Distraídos perderemos.

Dinho Lima
crónicas sem vista para o mar
2 min readJun 25, 2020

O cursor do editor de texto debocha da minha procrastinação, exibindo dedicação ao seu ofício com uma pontualidade invejável. Escrevo essa frase enquanto percebo ele esboçar um sorrisinho de canto de boca, agora a desdenhar da minha tentativa de usar meta-linguagem — isso de escrever sobre não conseguir escrever é patético. Apago os parágrafos que dariam origem àqueles bytes mal empregados.

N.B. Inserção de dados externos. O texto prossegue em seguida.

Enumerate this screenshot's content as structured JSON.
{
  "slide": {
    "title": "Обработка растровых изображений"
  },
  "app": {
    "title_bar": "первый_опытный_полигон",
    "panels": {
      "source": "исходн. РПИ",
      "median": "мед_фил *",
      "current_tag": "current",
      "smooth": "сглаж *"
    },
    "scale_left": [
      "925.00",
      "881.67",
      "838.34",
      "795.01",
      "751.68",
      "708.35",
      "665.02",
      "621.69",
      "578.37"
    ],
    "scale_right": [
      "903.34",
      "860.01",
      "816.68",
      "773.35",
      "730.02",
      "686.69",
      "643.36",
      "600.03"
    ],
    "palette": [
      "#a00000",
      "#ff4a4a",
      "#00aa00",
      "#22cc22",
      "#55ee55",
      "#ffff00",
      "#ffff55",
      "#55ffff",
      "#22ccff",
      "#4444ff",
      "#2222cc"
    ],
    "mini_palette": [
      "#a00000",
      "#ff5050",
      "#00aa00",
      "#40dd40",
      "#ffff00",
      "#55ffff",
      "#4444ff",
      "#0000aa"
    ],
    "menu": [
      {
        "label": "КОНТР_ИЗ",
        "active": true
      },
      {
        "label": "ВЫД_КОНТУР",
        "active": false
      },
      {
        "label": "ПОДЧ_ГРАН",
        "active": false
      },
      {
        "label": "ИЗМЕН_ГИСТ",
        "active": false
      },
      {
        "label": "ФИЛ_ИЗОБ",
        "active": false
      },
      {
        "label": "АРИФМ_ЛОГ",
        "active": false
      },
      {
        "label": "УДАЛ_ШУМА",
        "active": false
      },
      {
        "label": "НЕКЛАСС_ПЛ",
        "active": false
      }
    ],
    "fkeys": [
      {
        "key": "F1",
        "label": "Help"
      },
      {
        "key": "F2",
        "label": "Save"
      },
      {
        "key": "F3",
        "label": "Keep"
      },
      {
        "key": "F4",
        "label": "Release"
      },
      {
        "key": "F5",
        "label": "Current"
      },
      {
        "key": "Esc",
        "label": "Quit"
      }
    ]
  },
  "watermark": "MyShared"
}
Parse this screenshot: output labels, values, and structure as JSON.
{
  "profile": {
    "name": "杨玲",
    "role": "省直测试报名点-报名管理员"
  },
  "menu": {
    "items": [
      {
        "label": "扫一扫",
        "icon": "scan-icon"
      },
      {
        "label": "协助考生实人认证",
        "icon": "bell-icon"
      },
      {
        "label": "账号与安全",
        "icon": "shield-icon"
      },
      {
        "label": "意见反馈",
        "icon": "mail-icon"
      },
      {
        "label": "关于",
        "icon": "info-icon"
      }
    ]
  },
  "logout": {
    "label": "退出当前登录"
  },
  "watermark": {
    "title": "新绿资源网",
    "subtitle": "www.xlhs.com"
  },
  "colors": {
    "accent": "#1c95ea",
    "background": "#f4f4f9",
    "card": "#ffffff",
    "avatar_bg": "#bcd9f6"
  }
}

Chegou um e-mail. Duvido que seja importante, mas corro para ele como quem espera a resposta para o grande enigma da vida. Não intenciono lê-lo.

Imagino o García Márquez de frente para uma Olivetti, a martelar com firmeza os primeiros caracteres de “Cem anos de Solidão”. Algumas palavras mais sortudas até sobreviveram, mas aquela notificação do Twitter fez o Gabo perder um Nobel.

Continuo a divagar e testemunho o momento em que Hemingway está prestes a ter o estalo sobre viver em Havana. Entediado, ele varre a tela do iPhone e descobre que é possível lamber o próprio cotovelo. “O Velho e o Mar” acabou sendo escrito por um outro sujeito.

Cervantes perdeu a luta para o teclado que nunca cuspiu um til. Kafka trocou a literatura pelas caixas de comentários. Hilda Hilst sucumbiu ao XVideos. Machado ainda escreveu uns contos, mas os haters o convenceram a desistir. Fernando Pessoa perdia um tempo enorme a recuperar senhas. Só o Bukowski — quem diria — seguiu firme na escrita; ele sempre preferiu o telefone fixo.

O cursor continua com aquele olhar.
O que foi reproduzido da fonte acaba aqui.